Une ère nouvelle s’ouvrit alors pour l’école, je le pense sincèrement. Encore aujourd’hui je me surprends quelquefois à reprendre avec passion mon véhément plaidoyer de l’époque auprès d’esprits chagrins pour qui le vocable apprentissage conserve encore une connotation d’un siècle deux fois passé… L’un de mes arguments favoris et difficilement contournable : « préférez-vous être soigné par un « simple » médecin, ou par un ancien interne des hôpitaux ? » avait subitement convaincu l’un des mes prestigieux collègues, directeur d’une « très » grande école, à l’is­sue d’un déjeuner il est vrai !

Déjeuners, « public relations », visites, il en fallait, il en a fallu beaucoup, après des années de timidité… Pour vivre heureuse une gran­de école comme l’ISEP ne doit pas vivre cachée…

Là encore les choses allèrent vite, et… plutôt bien, à tel point que le septennat initialement envisagé pouvait devenir un quinquennat, suivant ce principe appris de mes patrons Californiens adeptes de l’egoless management : « dès que vous avez pris un poste, trouvez votre successeur et préparez-le ! »

Les événements avaient démontré que la fonction de directeur d’une école comme l’ISEP ne saurait être confiée « par défaut », et exige une vraie expérience professionnelle en entreprise autant qu’une bonne con­naissance « de l’intérieur ».

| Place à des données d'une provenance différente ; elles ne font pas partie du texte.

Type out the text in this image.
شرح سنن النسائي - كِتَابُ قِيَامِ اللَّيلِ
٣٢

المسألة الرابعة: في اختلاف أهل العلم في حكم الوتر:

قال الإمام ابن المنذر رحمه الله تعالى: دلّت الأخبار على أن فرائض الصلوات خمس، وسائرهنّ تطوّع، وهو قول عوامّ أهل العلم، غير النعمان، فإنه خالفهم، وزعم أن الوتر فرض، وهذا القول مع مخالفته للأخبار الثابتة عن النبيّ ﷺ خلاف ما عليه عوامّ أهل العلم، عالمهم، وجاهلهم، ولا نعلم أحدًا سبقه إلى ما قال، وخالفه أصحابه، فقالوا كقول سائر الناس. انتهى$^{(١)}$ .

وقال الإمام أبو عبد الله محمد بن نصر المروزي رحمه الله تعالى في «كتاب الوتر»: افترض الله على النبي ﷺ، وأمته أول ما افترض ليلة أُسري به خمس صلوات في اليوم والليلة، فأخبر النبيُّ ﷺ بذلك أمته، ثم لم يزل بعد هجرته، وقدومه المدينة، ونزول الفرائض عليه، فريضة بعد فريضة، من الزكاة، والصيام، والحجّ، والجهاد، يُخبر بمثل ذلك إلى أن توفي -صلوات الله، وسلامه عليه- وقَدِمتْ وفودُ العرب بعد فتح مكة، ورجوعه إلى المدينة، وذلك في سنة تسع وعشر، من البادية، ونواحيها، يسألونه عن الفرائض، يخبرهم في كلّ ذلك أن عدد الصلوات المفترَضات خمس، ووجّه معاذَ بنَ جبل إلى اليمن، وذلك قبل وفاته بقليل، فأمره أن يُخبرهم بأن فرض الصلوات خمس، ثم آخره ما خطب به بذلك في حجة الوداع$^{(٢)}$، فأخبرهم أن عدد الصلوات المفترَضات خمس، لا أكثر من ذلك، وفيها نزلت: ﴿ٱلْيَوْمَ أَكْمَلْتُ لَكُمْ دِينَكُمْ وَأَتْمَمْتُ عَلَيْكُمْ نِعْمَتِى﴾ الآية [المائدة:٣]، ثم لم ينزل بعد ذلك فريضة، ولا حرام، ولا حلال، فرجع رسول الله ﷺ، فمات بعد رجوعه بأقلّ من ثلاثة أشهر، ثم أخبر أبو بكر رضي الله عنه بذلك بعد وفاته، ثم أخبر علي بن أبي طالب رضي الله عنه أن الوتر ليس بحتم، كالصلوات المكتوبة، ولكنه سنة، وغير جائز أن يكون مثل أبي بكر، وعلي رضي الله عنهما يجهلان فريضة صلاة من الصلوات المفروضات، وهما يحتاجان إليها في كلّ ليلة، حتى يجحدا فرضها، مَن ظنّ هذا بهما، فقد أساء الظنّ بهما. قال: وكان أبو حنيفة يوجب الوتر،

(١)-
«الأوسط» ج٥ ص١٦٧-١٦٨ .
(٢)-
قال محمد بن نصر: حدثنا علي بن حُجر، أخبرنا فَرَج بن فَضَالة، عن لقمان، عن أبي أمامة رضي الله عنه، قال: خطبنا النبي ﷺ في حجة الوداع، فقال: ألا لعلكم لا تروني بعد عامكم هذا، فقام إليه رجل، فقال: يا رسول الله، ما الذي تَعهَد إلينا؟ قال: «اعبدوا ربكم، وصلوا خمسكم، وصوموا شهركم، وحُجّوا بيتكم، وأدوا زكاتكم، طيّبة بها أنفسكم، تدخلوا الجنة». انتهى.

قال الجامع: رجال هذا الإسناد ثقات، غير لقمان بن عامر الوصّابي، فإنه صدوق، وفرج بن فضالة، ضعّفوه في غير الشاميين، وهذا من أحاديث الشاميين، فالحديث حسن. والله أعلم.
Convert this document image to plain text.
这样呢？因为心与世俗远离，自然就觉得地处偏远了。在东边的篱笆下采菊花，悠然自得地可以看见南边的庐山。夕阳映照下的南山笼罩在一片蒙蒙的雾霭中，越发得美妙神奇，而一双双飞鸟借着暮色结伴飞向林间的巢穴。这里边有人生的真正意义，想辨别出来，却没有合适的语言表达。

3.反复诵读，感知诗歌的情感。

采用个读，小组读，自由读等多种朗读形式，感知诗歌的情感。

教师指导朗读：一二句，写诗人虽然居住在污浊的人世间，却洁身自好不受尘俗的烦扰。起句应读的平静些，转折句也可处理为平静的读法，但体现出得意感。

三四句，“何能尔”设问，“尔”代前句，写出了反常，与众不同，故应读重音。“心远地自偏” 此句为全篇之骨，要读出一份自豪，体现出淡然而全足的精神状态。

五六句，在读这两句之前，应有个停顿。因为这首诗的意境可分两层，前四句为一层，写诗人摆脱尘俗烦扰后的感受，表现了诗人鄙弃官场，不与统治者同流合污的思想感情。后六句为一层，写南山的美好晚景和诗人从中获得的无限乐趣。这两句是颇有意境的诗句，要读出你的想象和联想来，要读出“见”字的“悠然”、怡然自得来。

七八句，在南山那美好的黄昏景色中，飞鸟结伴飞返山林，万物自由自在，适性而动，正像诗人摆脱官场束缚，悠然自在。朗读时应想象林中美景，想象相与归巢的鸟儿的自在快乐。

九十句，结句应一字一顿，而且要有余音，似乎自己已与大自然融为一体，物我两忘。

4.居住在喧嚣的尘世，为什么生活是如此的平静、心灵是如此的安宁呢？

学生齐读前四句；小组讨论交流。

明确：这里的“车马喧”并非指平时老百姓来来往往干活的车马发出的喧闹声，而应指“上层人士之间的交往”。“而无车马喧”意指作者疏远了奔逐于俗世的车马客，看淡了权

L’idéal était de toute évidence une promotion interne, et je sais gré au président Imbert d’avoir accepté d’emblée de soutenir cette proposition auprès du Conseil. J’étais décidé à annoncer une bonne année à l’avance tant mon départ que le nom de mon successeur, ce qui ne « se fait pas », paraît-il, dans les entreprises françaises et cela suscita une surprise géné­rale parfois réprobatrice. Je n’ai eu pourtant qu’à me féliciter de cette dé­cision. Outre l’avantage du non-retour, elle a permis une vraie période de double-commande, de délégation authentique, qui demeure pour moi un excellent souvenir ; je crois qu’elle fut appréciée par l’actuel directeur de l’École.

Je pense lui avoir laissé, à l’aube du troisième millénaire, un établisse­ment dynamique où certes il y avait encore beaucoup à faire, mais n’est-ce pas ce qu’au fond il espérait ? … Reste la nostalgie de ces quelques an­nées si vite passées et d’un départ difficile… De ce contact avec une jeunes­se passionnante, d’autant plus amical qu’établi entre jeunes camarades et « grand ancien »… Le moment est venu de l’avouer : les jeunes Isépiens d’aujourd’hui sont à bien des égards meilleurs que nous ne l’avons été !

La sympathique allocution du Recteur à mon pot de départ demeure en ma mémoire… Ce n’était pas seulement une page qui se tournait mais un livre qui se fermait sur un chaleureux épilogue.

Bien trop frustré par des interférences diverses pour souhaiter en pro­voquer à mon tour, je ne suis pas retourné rue d’Assas depuis, me réser­vant d’être présent auprès de tous les amis de l’ISEP pour fêter son demi-siècle.